Creative Commons License marya via Compfight

Now we have the Dayton City Commission about to shift the cost of lighting the streets to the property owners in Dayton because it has been so busy giving away the store that there’s no money left for basic services:

The City Commission will vote next Wednesday on a streetlight assessment that will affect just about every property owner in the city, raising around $3 million to cover the cost of the lights and improve at least one-quarter of them.

“I look at this an investment program that will give the city better lighting for safer streets and save us money,” City Manager Tim Riordan said prior to the first look at the proposed resolution.

The six-year assessment would cover all property in the city, including such tax-exempt properties as churches, and city, state and federal buildings.

It would shift the cost of the streetlights from the city’s General Fund, which covers the day-to-day operations of the city, directly to property owners.

via Streetlight fee on city commission agenda.

This tax will raise about $3 million a year and is scheduled for 6 years. Calculation will be based on property value, not lineal feet of street, so people who have dark streets will be paying for the blazingly bright Belmont Business District just because the commission can add a tax.

Part of this money will be used to switch existing lights over to LEDs which consume a lot less electricity. Federal law requires cities to start making the switch – with each switched fixture costing half as much to run over the course of the year. We’re required to replace at least 1/3 right now according to the city manager.

Instead of raising our taxes, might it have made sense to take the UPS/Emery air freight building at Dayton International Airport from UPS and started scrapping it ourselves- raising at least $4 million just from the diesel generators and the stainless steel fuel farm? Add in the $7 million UPS paid the city to get out of their lease, and we’d have $11 million to spend right away on replacing mercury vapor lights and cutting the cost in half citywide.

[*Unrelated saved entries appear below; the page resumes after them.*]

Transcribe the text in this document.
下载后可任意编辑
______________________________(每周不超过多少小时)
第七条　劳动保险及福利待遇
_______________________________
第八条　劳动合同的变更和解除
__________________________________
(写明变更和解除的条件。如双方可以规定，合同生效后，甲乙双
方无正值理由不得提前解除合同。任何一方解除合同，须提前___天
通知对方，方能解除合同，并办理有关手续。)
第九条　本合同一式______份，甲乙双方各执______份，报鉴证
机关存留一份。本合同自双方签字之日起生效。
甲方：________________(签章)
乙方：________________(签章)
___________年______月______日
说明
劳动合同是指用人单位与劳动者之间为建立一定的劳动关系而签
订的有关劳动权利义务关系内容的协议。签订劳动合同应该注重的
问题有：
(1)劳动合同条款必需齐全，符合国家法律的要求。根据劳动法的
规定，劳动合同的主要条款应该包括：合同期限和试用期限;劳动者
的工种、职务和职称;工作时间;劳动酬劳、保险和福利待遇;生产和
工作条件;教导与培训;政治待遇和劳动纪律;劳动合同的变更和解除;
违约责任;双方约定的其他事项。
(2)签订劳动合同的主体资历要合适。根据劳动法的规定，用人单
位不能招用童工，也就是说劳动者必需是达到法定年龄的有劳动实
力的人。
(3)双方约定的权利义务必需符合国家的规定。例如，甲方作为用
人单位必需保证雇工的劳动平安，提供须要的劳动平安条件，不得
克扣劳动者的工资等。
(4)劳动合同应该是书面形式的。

There was also a pretty sophisticated conveyor system that could have been sold or scrapped for several million more. Instead, we gave it all away to IRG, including a check right off the bat for $3.5 million.

So, the reason you are about to be taxed for streetlights is really not because we’re broke, but because you, the voters in the city of Dayton decided to elect some dim bulbs to the city commission. Note, Mayor Gary Leitzell was the only one who voted NO to give away the valuable asset of the UPS/Emery Air Freight hub to the vulture capitalists at IRG.